Restrições das unidades HIS e HMP exigem cautela dos terrenistas em permutas, sob pena de prejuízos patrimoniais e litígios.
Créditos: Migalhas Políticas
Nos últimos anos, a HIS – Habitação de Interesse Social e a HMP – Habitação de Mercado Popular passaram a ocupar posição de destaque no mercado imobiliário, impulsionadas por políticas públicas voltadas a ampliação do acesso à moradia.
Nesse contexto, os terrenistas – proprietários de terrenos que negociam seus imóveis com uma construtora ou incorporadora para a construção de um empreendimento – têm sido cada vez mais procurados por incorporadoras interessadas no desenvolvimento de empreendimentos enquadrados nas categorias HIS e HMP.
Muitas dessas negociações são estruturadas por meio de permuta imobiliária ou dação em pagamento, modalidades em que o terrenista entrega o terreno e, em contrapartida, recebe a promessa de pagamento do preço mediante unidades autônomas do futuro empreendimento.
Embora esse modelo de negócio possa representar uma relevante oportunidade de valorização patrimonial, ele exige cautela. Na prática, observa-se que muitos terrenistas celebram negócios sem compreender integralmente as severas consequências jurídicas e econômicas decorrentes do enquadramento do empreendimento como Habitação de Interesse Social.
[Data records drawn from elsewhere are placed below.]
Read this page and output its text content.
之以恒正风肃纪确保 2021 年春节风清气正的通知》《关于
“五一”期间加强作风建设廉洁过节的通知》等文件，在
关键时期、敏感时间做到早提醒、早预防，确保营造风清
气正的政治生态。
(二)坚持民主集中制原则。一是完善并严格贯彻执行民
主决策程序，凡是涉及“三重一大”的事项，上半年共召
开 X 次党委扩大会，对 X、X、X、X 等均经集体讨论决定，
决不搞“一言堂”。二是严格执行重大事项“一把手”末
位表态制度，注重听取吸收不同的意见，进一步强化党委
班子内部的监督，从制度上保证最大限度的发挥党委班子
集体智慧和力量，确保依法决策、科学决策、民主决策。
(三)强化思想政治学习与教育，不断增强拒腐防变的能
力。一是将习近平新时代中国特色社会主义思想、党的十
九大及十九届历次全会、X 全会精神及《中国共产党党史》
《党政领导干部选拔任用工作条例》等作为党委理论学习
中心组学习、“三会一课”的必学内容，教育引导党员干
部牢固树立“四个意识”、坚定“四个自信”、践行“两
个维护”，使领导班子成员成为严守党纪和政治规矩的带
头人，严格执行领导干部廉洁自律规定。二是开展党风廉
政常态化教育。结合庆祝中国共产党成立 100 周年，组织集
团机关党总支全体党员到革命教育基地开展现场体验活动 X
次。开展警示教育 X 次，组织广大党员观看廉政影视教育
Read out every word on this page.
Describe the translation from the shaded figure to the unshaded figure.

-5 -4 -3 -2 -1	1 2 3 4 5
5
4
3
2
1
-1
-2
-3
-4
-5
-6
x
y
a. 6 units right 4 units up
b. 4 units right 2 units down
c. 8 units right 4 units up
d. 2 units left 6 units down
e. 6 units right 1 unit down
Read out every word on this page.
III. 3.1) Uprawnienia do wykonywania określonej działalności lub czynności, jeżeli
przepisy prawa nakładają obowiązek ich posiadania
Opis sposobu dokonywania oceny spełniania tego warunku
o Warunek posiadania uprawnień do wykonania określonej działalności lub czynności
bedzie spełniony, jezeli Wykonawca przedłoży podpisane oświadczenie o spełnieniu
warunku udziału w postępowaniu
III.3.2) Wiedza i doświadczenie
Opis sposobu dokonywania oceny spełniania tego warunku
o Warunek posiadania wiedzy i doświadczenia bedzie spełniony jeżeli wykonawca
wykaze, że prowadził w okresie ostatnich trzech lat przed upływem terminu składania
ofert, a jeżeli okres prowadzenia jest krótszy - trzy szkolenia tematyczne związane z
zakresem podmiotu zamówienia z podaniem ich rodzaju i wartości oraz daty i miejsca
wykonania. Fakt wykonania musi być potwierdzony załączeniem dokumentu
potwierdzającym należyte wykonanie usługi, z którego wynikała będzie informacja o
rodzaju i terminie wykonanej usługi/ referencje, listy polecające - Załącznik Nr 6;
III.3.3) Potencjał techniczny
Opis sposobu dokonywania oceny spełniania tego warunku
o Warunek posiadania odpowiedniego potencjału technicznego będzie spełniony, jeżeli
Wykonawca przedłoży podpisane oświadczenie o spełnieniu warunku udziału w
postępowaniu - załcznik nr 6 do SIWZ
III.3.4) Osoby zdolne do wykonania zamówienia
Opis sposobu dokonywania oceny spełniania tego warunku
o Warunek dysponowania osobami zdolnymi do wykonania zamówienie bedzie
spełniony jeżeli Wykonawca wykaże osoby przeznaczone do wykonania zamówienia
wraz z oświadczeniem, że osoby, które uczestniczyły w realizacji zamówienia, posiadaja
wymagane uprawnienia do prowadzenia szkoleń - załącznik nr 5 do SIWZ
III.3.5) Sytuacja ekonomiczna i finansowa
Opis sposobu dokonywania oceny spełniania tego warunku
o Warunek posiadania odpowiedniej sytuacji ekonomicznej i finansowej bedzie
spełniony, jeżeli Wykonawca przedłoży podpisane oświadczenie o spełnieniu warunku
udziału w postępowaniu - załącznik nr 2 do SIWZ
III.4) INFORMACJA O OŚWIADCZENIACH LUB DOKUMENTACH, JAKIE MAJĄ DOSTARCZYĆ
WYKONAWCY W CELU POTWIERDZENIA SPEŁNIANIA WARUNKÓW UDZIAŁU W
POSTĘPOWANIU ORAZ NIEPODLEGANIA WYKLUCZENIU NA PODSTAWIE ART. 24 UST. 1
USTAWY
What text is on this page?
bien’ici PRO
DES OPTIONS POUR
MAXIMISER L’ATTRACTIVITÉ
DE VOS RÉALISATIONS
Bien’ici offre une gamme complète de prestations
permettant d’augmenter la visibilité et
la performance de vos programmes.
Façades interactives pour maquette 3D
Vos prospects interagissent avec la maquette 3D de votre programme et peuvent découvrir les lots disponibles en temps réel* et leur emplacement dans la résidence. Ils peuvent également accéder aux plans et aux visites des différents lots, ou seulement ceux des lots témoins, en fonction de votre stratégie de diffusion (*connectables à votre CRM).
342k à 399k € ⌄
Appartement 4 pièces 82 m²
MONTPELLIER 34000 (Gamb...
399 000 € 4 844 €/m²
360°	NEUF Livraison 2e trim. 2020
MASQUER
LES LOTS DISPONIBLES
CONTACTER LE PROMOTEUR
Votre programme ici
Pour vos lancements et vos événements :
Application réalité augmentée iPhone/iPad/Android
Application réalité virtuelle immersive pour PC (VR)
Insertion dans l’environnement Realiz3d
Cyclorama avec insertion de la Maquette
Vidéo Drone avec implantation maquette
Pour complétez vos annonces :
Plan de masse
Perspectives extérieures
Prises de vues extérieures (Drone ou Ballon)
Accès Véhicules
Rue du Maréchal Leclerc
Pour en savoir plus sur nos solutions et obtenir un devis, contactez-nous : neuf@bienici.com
As restrições de preço, renda e fruição das unidades HIS
A Habitação de Interesse Social constitui um instrumento de política pública destinado à produção de moradias para famílias de baixa renda. No município de São Paulo, a matéria é disciplinada principalmente pelo Plano Diretor Estratégico (lei municipal 16.050 de 2014), pela lei de Parcelamento, Uso e Ocupação do Solo (lei municipal 16.402 de 2016), e por regulamentos posteriores que estabeleceram mecanismos de controle e fiscalização sobre a produção dessas unidades habitacionais.
Nas negociações com incorporadoras, é comum que os terrenistas concentrem sua atenção na quantidade de metros quadrados que receberão como forma de pagamento, deixando de analisar a natureza jurídica das unidades.
Esse ponto tornou-se crítico após a edição do decreto municipal 63.130/24 (complementado pelo decreto 64.244/25), que impôs limites máximos e inegociáveis para a alienação de unidades enquadradas como HIS e HMP:
Art. 6º-A Considerando o poder aquisitivo de cada faixa de renda destinatária das unidades habitacionais, as alienações deverão respeitar os seguintes limites máximos:
I – Unidades HIS 1: R$ 266.000,00 (duzentos e sessenta e seis mil reais);
II – Unidades HIS 2: R$ 369.600,00 (trezentos e sessenta e nove mil e seiscentos reais);
III – Unidades HMP: R$ 518.000,00 (quinhentos e dezoito mil reais).
Além do teto de preço, que frequentemente é muito inferior ao valor de mercado da região, a legislação exige que o adquirente se enquadre em faixas de renda restritas, senão vejamos o § 2º do supracitado art. 6º-A:
§ 2º Para fins de caracterização das tipologias de HIS 1, HIS 2 e HMP serão observadas as seguintes faixas:
I – HIS 1: Até 3 salários-mínimos de renda familiar mensal ou até 0,5 (meio) salário-mínimo per capita mensal;
II – HIS 2: Até 6 salários-mínimos de renda familiar mensal ou até 1 (um) salário-mínimo per capita mensal;
III – HMP: Até 10 salários-mínimos de renda familiar mensal ou até 1,5 (um e meio) salário-mínimo per capita mensal.” (NR)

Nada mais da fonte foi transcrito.